Sulla vetta del Capo Bianco dove, tra le candide rocce, risplendono
minuscoli cristalli di gesso che fanno onore al nome, si trovano le rovine
greche di Eraclea Minoa. Quest'antica colonia selinuntina del VI sec. a.C.
sorgeva esattamente in cima allo splendido promontorio e, da lì, poteva
dominare l'intera zona pur restando protetta dalle incursioni marine.

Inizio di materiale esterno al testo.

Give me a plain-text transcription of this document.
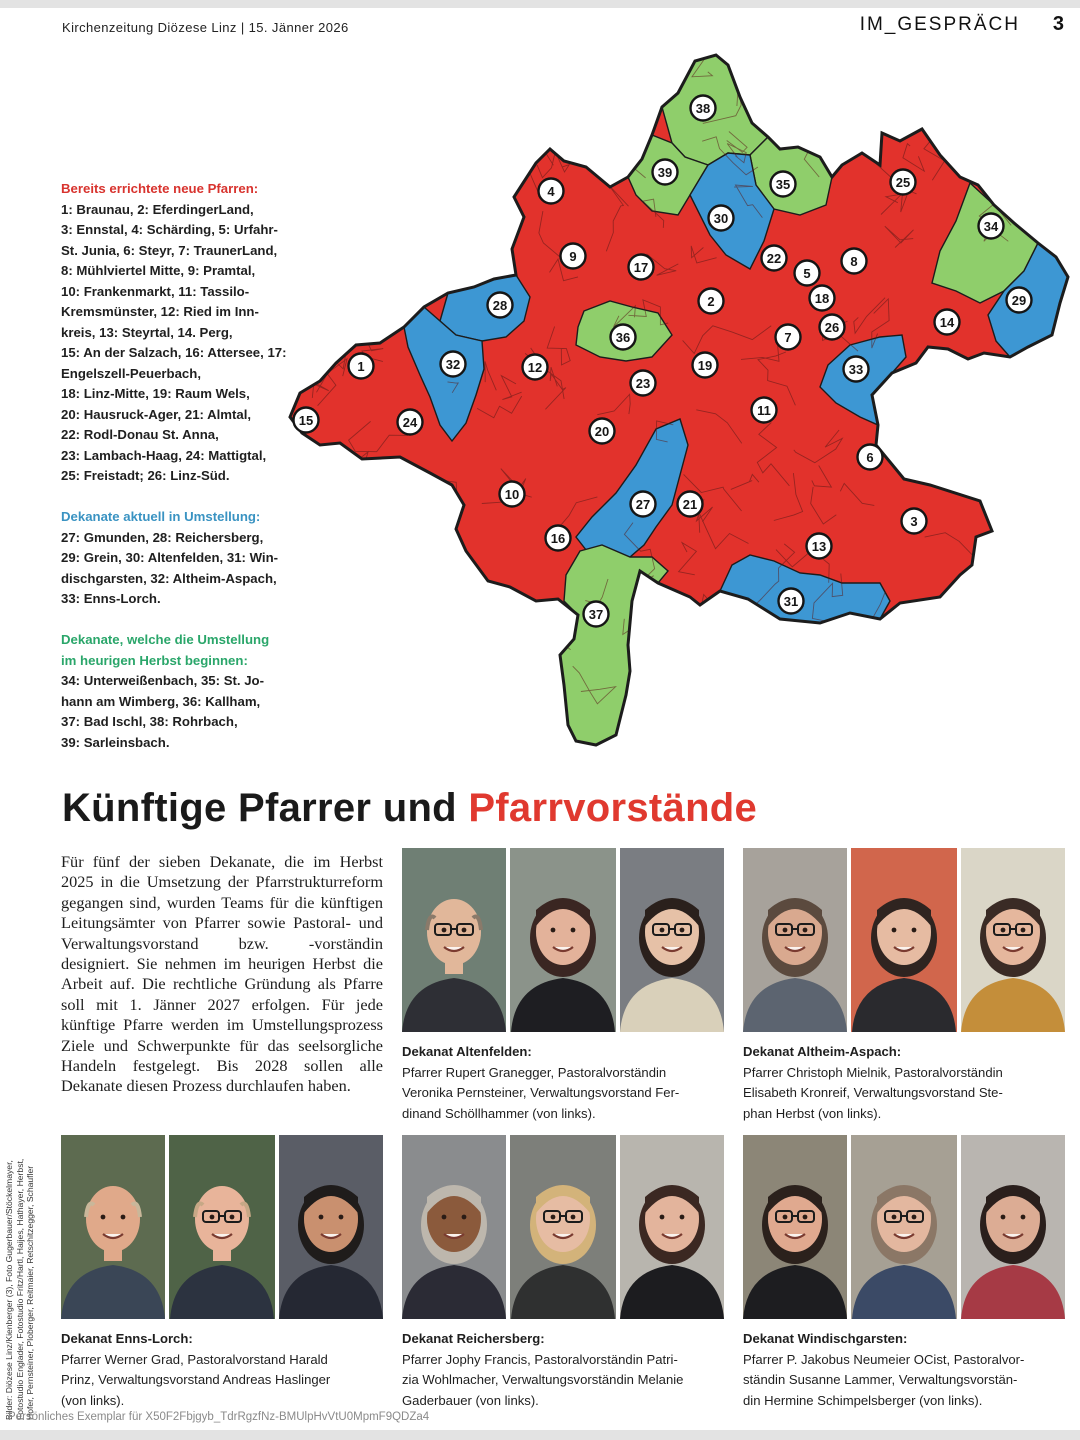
Kirchenzeitung Diözese Linz | 15. Jänner 2026	IM_GESPRÄCH 3
Bereits errichtete neue Pfarren:
1: Braunau, 2: EferdingerLand,
3: Ennstal, 4: Schärding, 5: Urfahr-
St. Junia, 6: Steyr, 7: TraunerLand,
8: Mühlviertel Mitte, 9: Pramtal,
10: Frankenmarkt, 11: Tassilo-
Kremsmünster, 12: Ried im Inn-
kreis, 13: Steyrtal, 14. Perg,
15: An der Salzach, 16: Attersee, 17:
Engelszell-Peuerbach,
18: Linz-Mitte, 19: Raum Wels,
20: Hausruck-Ager, 21: Almtal,
22: Rodl-Donau St. Anna,
23: Lambach-Haag, 24: Mattigtal,
25: Freistadt; 26: Linz-Süd.
Dekanate aktuell in Umstellung:
27: Gmunden, 28: Reichersberg,
29: Grein, 30: Altenfelden, 31: Win-
dischgarsten, 32: Altheim-Aspach,
33: Enns-Lorch.
Dekanate, welche die Umstellung
im heurigen Herbst beginnen:
34: Unterweißenbach, 35: St. Jo-
hann am Wimberg, 36: Kallham,
37: Bad Ischl, 38: Rohrbach,
39: Sarleinsbach.
1
2
3
4
5
6
7
8
9
10
11
12
13
14
15
16
17
18
19
20
21
22
23
24
25
26
27
28	29
30
31
32	33
34
35
36
37
38
39
Künftige Pfarrer und Pfarrvorstände
Für fünf der sieben Dekanate, die im Herbst 2025 in die Umsetzung der Pfarrstrukturreform gegangen sind, wurden Teams für die künftigen Leitungsämter von Pfarrer sowie Pastoral- und Verwaltungsvorstand bzw. -vorständin designiert. Sie nehmen im heurigen Herbst die Arbeit auf. Die rechtliche Gründung als Pfarre soll mit 1. Jänner 2027 erfolgen. Für jede künftige Pfarre werden im Umstellungsprozess Ziele und Schwerpunkte für das seelsorgliche Handeln festgelegt. Bis 2028 sollen alle Dekanate diesen Prozess durchlaufen haben.
Dekanat Altenfelden:
Pfarrer Rupert Granegger, Pastoralvorständin
Veronika Pernsteiner, Verwaltungsvorstand Fer-
dinand Schöllhammer (von links).
Dekanat Altheim-Aspach:
Pfarrer Christoph Mielnik, Pastoralvorständin
Elisabeth Kronreif, Verwaltungsvorstand Ste-
phan Herbst (von links).
Dekanat Enns-Lorch:
Pfarrer Werner Grad, Pastoralvorstand Harald
Prinz, Verwaltungsvorstand Andreas Haslinger
(von links).
Dekanat Reichersberg:
Pfarrer Jophy Francis, Pastoralvorständin Patri-
zia Wohlmacher, Verwaltungsvorständin Melanie
Gaderbauer (von links).
Dekanat Windischgarsten:
Pfarrer P. Jakobus Neumeier OCist, Pastoralvor-
ständin Susanne Lammer, Verwaltungsvorstän-
din Hermine Schimpelsberger (von links).
Bilder: Diözese Linz/Kienberger (3), Foto Gugerbauer/Stöckelmayer, Fotostudio Englader, Fotostudio Fritz/Hartl, Haijes, Hathayer, Herbst, Hofer, Pernsteiner, Ploberger, Reitmaier, Retschitzegger, Schaufler
Persönliches Exemplar für X50F2Fbjgyb_TdrRgzfNz-BMUlpHvVtU0MpmF9QDZa4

Originariamente chiamata solo Minoa (probabilmente in onore del re
Minosse) fu presto colonizzata da un gruppo di Spartani che le aggiunsero
il nome Eraclea in ricordo del loro progenitore Eracle. Alternativamente
dominata dai Greci e dai Cartaginesi, nel I sec. a.C. divenne colonia
romana e fu infine abbandonata in seguito ad una frana di una parte della
città. Gli scavi intrapresi all'inizio del secolo hanno riportato alla
luce parte dell'abitato d'epoca ellenistica e romana, le mura di cinta, un
santuario ed un antico anfiteatro del IV sec. a.C. oltre alle tracce di
due necropoli. Eraclea è facilmente raggiungibile dalla S.S. 115 svoltando
a destra, 12 km dopo Ribera in direzione di Agrigento. Una volta arrivati
all'ingresso della zona archeologica, si può visitare l'Antiquarium che
conserva i reperti più importanti e successivamente ammirare i resti
dell'antica città, abitati da chiassosi stormi di taccole e storni neri.
Proprio sotto l'ingresso della zona archeologica si trova una stradella
chiusa alle auto che, dopo circa un chilometro, porta ad un sentiero che
scende lungo il versante occidentale del Capo Bianco sino alla immensa
spiaggia dove sfocia il fiume Platani. La Riserva Naturale Orientata "Foce
del fiume Platani" è uno dei pochi ambienti fluviali siciliani che sia
sopravvissuto all'ondata di cementificazione indiscriminata che ha
letteralmente distrutto gran parte dei fiumi della nostra regione.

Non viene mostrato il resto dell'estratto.